Get a Finnish phone number
In times of WhatsApp, Telegram & co, this might not strike you as particularly important. Like myself, you might even feel strangely attached to your current phone number. However, having lived here for a while now, I can tell you that having a Finnish SIM makes many small things easier.
I’ve noticed this mostly in two situations: one is whenever I had to make phone calls to receive customer service, e.g. from my internet provider. The charges listed on service websites usually apply to calls from Finnish numbers and can be higher when calling from a foreign number.
As for the other situation, some services are simply not available without a Finnish phone number. E.g. when I got an app to use the employee benefit connected to my part-time job, a Finnish phone number was required to even create my account.
A Finnish bank account and banking credentials
For most of my stay here, I refused to open a Finnish bank account. As I have an account in another EU country, I never needed a Finnish one for any kind of shopping. But in Finland, many online services require you to prove your identity – and this is most commonly done via the online banking credentials of one’s Finnish bank account.

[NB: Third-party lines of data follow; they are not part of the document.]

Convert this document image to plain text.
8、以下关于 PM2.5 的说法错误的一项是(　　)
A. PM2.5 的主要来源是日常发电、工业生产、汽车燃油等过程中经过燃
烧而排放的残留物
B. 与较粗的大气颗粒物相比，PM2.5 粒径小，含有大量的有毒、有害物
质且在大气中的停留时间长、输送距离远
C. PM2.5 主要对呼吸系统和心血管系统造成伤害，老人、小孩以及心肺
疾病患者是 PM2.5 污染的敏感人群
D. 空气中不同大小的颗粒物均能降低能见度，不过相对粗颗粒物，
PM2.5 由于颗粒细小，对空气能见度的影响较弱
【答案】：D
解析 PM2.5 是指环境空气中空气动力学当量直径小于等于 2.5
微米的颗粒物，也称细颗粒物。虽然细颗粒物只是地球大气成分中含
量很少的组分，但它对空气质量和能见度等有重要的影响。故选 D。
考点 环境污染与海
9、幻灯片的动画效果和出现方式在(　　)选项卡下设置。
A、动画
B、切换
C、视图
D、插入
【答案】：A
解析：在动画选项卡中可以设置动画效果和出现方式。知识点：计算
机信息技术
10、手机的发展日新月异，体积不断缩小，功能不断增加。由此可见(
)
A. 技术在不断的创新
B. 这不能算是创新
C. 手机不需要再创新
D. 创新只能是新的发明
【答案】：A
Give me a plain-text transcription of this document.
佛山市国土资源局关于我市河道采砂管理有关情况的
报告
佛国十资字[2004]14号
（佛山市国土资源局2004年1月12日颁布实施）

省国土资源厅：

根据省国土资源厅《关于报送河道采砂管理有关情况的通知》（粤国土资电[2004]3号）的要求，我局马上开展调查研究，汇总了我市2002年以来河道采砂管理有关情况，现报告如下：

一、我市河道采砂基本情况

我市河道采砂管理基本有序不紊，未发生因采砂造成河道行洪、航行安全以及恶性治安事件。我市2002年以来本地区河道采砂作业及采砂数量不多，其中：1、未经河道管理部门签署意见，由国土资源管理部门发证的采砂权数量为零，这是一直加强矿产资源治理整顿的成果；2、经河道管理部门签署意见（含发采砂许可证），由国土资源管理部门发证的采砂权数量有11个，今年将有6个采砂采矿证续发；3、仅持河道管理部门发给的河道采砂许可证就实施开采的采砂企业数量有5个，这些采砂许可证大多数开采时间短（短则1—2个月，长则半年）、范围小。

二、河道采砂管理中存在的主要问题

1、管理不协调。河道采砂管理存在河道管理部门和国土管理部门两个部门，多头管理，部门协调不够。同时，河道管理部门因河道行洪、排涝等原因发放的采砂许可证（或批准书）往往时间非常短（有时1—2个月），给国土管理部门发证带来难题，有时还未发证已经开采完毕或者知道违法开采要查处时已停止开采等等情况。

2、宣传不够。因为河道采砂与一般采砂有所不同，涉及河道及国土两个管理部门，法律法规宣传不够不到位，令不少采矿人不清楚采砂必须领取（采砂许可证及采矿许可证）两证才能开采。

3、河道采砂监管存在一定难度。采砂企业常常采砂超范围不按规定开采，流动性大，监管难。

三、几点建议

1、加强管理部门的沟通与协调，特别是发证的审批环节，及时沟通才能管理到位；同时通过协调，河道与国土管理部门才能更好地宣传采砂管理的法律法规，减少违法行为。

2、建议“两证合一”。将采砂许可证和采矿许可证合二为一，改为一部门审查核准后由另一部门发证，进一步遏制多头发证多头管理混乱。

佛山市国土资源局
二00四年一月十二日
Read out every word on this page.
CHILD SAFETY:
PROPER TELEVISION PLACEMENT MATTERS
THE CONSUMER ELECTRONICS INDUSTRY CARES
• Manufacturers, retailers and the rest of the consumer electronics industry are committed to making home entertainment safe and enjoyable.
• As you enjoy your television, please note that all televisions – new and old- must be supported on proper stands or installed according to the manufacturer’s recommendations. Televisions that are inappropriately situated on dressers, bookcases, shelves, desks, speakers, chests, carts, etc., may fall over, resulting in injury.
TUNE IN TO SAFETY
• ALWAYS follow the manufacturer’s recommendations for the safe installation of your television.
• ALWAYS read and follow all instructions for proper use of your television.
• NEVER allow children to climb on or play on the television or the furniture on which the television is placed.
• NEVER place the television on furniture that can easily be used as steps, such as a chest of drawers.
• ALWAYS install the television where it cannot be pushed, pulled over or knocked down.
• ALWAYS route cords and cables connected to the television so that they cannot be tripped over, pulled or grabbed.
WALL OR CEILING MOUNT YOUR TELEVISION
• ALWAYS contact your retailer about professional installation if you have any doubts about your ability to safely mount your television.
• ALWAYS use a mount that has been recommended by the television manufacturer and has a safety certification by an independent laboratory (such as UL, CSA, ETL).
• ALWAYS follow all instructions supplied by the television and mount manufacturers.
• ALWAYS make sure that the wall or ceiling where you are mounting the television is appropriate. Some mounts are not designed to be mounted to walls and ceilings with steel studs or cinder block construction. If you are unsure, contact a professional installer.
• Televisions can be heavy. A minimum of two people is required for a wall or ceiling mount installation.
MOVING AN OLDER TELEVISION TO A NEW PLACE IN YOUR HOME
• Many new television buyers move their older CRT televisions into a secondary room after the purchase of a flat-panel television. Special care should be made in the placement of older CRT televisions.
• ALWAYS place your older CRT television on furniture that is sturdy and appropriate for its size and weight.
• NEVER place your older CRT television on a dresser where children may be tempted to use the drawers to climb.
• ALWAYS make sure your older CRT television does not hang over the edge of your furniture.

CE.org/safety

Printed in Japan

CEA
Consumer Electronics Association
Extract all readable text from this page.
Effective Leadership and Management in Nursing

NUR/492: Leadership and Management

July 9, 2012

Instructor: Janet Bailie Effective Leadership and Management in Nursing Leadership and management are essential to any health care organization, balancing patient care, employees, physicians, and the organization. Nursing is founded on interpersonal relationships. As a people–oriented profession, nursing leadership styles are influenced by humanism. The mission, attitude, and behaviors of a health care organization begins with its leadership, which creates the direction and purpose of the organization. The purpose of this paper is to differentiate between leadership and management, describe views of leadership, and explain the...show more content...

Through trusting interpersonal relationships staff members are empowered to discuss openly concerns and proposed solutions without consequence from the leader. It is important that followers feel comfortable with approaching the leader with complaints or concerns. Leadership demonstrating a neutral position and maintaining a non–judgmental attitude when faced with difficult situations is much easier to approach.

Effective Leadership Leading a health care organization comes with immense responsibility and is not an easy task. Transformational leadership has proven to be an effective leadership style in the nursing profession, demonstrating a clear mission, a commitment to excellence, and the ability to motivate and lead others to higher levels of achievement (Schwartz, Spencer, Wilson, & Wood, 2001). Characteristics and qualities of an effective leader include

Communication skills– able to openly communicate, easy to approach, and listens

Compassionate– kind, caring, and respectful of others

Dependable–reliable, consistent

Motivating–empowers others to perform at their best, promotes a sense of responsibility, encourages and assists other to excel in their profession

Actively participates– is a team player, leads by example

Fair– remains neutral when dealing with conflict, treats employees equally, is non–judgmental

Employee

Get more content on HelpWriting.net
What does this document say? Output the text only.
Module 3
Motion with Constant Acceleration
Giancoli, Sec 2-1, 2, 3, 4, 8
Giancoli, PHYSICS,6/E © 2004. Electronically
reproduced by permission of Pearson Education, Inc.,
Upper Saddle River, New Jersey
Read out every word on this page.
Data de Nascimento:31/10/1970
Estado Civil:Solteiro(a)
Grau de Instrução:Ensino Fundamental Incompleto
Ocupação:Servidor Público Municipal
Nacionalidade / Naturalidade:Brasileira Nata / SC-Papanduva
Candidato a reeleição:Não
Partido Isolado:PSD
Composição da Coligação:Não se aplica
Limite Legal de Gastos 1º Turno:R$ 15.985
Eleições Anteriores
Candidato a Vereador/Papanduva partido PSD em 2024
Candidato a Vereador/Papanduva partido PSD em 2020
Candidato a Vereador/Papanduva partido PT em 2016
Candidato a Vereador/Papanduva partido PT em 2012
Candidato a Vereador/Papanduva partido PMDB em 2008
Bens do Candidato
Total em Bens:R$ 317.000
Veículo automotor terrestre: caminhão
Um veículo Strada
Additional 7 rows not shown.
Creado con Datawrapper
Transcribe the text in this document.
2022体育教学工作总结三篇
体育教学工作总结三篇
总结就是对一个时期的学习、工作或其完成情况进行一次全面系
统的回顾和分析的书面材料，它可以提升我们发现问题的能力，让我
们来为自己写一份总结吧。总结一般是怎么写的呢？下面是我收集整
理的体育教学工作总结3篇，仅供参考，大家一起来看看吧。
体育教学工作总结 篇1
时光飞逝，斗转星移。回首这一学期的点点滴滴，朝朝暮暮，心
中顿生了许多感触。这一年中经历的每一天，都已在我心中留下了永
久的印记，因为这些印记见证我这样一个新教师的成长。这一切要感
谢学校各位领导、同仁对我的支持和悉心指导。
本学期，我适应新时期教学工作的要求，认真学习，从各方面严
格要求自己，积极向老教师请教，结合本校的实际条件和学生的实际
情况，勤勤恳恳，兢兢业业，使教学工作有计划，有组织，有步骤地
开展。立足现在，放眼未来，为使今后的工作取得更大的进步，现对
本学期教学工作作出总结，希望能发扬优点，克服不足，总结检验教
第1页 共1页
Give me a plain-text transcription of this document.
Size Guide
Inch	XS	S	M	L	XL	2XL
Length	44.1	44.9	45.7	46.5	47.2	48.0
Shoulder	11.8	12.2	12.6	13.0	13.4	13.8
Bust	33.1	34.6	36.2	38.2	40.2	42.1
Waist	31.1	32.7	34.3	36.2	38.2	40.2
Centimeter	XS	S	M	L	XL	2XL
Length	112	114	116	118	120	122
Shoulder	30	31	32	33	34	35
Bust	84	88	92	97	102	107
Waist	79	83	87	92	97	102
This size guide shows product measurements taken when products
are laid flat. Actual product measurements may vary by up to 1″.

Online authentication is needed, e.g., to conveniently book medical appointments, to top up money on certain apps or to access one’s tax information (needed for any sort of employment). In some cases, you can achieve your goal in alternative ways, but it might require calling and waiting in a phone queue, present your ID in person at some office, or be otherwise more time-consuming.
Although people from outside the EU/EEA area need to get a Finnish ID before getting access to the online authentication function these days, all my friends confirmed that having Finnish online bank credentials is worth the extra cost.
How about insurance?
In addition to the life hacks above which will make your stay in Finland simpler, having proper insurance might make a real difference in your life. Luckily, I myself have been spared from any major incidents, but friends of mine have had to make use of their extra insurance here.
Home insurance (recommended also by TOAS) is one, as well as additional health insurance. The Student Health Service typically covers non-urgent treatment, while public health care should also cover urgencies – yet, for specialist care and expensive medication, other foreign students have recommended to get extra health insurance.
I hope these tips will come in handy!